[BalinKing]

The file SSOT.lean is completely trivial, I think: Unfolding the definitions in the theorems, they say nothing but "x=1 => x=1", "x=1 => x≤1", and "x≠1 => x=0 ∨ x>1" (where x is a natural number). Basically, there's no actual proof here, at least not in that file....

This is indeed the danger of letting LLMs manage a "proof" end-to-end—they can just pick the wrong definitions and theorems to prove, and even though the proofs they then give will be formally sound, they won't prove anything useful.

[trissim]

You only read the 37 lines in SSOT.lean and stopped. It's the entry point that defines DOF=1 so other files can import it. The actual proofs are in Foundations.lean (364 lines - timing trichotomy, causality), Requirements.lean (derives the two necessary language features), Completeness.lean (mechanism exhaustiveness), Derivation.lean (the uniqueness proof that achieves_ssot m = true iff m = source_hooks), Coherence.lean, CaseStudies.lean, LangPython.lean, LangRust.lean etc.

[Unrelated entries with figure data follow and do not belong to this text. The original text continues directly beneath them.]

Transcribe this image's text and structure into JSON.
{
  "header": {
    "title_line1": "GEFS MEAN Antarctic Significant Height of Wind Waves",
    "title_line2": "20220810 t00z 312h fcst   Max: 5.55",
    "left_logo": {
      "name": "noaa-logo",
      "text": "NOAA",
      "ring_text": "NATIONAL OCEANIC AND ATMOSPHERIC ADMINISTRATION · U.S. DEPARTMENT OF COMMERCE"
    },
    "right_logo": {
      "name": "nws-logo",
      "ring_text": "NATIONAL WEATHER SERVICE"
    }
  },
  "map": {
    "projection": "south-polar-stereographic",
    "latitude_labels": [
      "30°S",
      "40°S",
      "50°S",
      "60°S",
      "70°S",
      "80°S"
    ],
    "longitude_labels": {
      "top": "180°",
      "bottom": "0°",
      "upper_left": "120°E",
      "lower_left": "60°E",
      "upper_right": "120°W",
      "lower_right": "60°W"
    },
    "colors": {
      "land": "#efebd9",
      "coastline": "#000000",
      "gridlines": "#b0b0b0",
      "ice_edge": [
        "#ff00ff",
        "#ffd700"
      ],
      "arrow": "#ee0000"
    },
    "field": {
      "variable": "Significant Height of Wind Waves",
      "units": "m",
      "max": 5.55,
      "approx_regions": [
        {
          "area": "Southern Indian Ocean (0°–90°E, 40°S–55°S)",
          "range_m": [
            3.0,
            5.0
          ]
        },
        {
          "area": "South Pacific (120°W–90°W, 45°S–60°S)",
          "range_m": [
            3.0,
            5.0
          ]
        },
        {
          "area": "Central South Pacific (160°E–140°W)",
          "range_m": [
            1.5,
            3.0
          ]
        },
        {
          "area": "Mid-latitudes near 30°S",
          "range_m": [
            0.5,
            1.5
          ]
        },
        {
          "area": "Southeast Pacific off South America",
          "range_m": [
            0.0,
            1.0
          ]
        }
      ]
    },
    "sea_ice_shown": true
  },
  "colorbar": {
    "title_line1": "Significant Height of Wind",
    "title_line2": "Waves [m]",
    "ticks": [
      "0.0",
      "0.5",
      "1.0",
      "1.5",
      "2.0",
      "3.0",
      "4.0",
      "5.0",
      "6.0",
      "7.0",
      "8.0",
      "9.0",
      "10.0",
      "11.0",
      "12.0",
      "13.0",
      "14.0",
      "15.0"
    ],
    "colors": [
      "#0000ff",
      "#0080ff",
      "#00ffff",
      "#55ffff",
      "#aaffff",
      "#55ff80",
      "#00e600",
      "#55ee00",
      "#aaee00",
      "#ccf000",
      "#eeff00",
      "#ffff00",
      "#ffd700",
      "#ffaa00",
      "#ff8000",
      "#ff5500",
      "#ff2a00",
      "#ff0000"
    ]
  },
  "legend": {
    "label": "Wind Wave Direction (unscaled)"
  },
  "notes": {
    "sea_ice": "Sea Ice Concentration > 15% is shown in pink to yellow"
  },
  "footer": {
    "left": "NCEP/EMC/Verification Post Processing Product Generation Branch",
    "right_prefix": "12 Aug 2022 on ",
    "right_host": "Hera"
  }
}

~2k lines total across the lean files. Zero sorry. Run grep -r "sorry" paper2_ssot/proofs/ if you don't believe me.

"Unfolding the definitions they say x=1 => x=1" applies to three sanity lemmas in the scaffolding file. It's like reading __init__.py and concluding the package is empty.

[BalinKing]

See my other comment—LangRust.lean is the same way.

EDIT: Just skimmed Completeness.lean, and it looks similar—at a glance, even the 3+-line proofs are very short and look a lot like boilerplate.

[trissim]

Interesting that you're using em dashes in your comments. Those require Alt+0151 or copy-paste. Glass houses.

[dwb]

And Option-Shift-Hyphen in macOS, which is easy if you know it. And a press and hold on a hyphen on iOS, which is discoverable, even.

[BalinKing]

Yeah, I'm on macOS (although even back on Windows, I used to use the Character Map all the time).

[trissim]

Fair, the em dash comment was a cheap shot. Withdrawn.

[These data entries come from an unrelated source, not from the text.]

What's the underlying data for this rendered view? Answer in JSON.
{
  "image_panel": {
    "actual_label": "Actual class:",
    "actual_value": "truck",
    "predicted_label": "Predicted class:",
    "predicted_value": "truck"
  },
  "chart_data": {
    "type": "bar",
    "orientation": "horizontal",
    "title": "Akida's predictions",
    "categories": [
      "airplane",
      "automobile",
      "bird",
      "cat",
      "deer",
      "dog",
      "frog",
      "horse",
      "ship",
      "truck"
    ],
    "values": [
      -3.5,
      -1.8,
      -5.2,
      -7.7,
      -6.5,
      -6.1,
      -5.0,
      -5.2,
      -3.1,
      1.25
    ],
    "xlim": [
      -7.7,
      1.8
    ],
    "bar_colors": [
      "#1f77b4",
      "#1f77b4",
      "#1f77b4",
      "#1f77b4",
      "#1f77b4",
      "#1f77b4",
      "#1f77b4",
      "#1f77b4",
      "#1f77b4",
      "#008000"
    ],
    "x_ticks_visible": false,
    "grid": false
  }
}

The substantive point stands: you've now "skimmed" multiple files, called them all "boilerplate," and haven't engaged with the actual proof structure. The rebuttals section addresses "The Proofs Are Trivial" directly (Concern 9).

At some point "I skimmed it and it looks trivial" stops being a critique and starts being "I didn't read it."

[BalinKing]

I also took a look at the `LangRust.lean`, and the majority of the proofs are just `rfl` (after an `intros`)—that's a major red flag, since it means the "theorems", like those in SSOT.lean, are true just by unfolding definitions. In general, that's basically never true of any interesting fact in programming languages (or math in general); on the contrary, it takes a lot of tedious work even to prove simple things in Lean.

[trissim]

Yes, many proofs are rfl. That's because we're doing engineering formalization, not pure math. The work is in getting the definitions right. Once you've correctly modeled Rust's compilation phases, item sources, and erasure semantics, the theorem that "RuntimeItem has no source field, therefore query_source returns none" should be rfl. That's the point.

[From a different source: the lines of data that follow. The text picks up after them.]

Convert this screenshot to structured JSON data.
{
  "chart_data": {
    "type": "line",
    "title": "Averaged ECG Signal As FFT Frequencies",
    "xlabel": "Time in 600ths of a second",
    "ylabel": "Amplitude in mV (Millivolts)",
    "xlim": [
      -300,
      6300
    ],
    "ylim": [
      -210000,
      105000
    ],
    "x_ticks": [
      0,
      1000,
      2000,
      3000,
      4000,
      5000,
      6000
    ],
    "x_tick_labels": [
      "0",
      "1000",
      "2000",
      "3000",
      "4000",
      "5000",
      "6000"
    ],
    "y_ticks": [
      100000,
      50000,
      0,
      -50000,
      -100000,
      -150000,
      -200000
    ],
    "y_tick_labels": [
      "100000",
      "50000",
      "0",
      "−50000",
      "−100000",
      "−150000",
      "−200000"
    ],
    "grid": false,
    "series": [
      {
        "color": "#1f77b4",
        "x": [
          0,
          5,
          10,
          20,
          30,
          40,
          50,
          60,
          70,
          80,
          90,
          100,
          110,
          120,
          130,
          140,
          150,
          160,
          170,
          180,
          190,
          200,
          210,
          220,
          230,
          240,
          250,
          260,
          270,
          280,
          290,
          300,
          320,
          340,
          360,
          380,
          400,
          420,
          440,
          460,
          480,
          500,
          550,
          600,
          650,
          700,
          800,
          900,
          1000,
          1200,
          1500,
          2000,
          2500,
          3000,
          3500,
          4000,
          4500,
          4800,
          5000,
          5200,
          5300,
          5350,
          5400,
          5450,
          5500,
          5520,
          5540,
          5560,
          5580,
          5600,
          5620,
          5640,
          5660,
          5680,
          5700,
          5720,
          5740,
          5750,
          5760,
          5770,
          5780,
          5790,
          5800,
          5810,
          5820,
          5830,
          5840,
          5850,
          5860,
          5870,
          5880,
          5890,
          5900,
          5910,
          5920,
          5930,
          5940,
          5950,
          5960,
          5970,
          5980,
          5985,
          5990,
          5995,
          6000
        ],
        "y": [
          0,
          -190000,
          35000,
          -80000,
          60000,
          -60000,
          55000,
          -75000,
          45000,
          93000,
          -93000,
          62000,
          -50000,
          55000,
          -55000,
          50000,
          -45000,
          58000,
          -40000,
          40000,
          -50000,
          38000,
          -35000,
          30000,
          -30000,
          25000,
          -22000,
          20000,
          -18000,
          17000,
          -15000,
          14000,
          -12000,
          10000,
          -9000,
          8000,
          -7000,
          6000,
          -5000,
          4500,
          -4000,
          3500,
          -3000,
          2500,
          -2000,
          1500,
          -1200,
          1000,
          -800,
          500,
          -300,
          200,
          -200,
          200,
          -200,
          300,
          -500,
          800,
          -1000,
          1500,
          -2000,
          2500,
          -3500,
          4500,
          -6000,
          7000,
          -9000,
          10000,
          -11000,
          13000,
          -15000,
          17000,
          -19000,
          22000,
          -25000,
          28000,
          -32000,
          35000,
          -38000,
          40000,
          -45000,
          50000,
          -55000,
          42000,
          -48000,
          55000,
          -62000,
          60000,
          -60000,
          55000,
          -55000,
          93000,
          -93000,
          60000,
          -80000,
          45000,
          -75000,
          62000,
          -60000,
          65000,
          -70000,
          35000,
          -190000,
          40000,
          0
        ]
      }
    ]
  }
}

The hard part isn't the proof tactics. The hard part is:

- Correctly modeling Rust's macro expansion semantics from the language reference

- Defining the compilation phases and when information is erased

- Structuring the types so that the impossibility is structural (RuntimeItem literally doesn't have a source field) If the theorems required 500 lines of tactic proofs, that would mean our model was wrong or overcomplicated. When you nail the definitions, rfl is the proof.

Compare to software verification: when you prove a sorting algorithm correct, the hard work is the loop invariants and the model, not the final QED. Tedious proof steps usually indicate you're fighting your abstractions.

The real question isn't "are the proofs short?" It's "can you attack the definitions?" The model claims RuntimeItem erases source info at compile-to-runtime. Either produce Rust code where RuntimeItem retains its macro provenance at runtime, or accept the model is correct. The rfl follows from the model being right.

[BalinKing]

> Compare to software verification: when you prove a sorting algorithm correct, the hard work is the loop invariants and the model, not the final QED. Tedious proof steps usually indicate you're fighting your abstractions.

This is a false statement when working with an interactive theorem prover like Lean. Even trivial things require mountains of effort, and even blatantly obvious facts will at least require a case analysis or something. It's a massive usability barrier (and one that AI can hopefully help with).

[trissim]

This is addressed in the paper's Preemptive Rebuttals section (Concern 9: "The Proofs Are Trivial").

At 2k lines of lean, the criticism was "these proofs are trivial." At 9k lines of lean with 541 theorems, the criticism is... still "trivial"? At what point does the objection become "I didn't read it"?

The rfl proofs are scaffolding. The substantive proofs (rust_lacks_introspection, Inconsistency.lean, Coherence.lean) are hundreds of lines of actual reasoning. This is in the paper.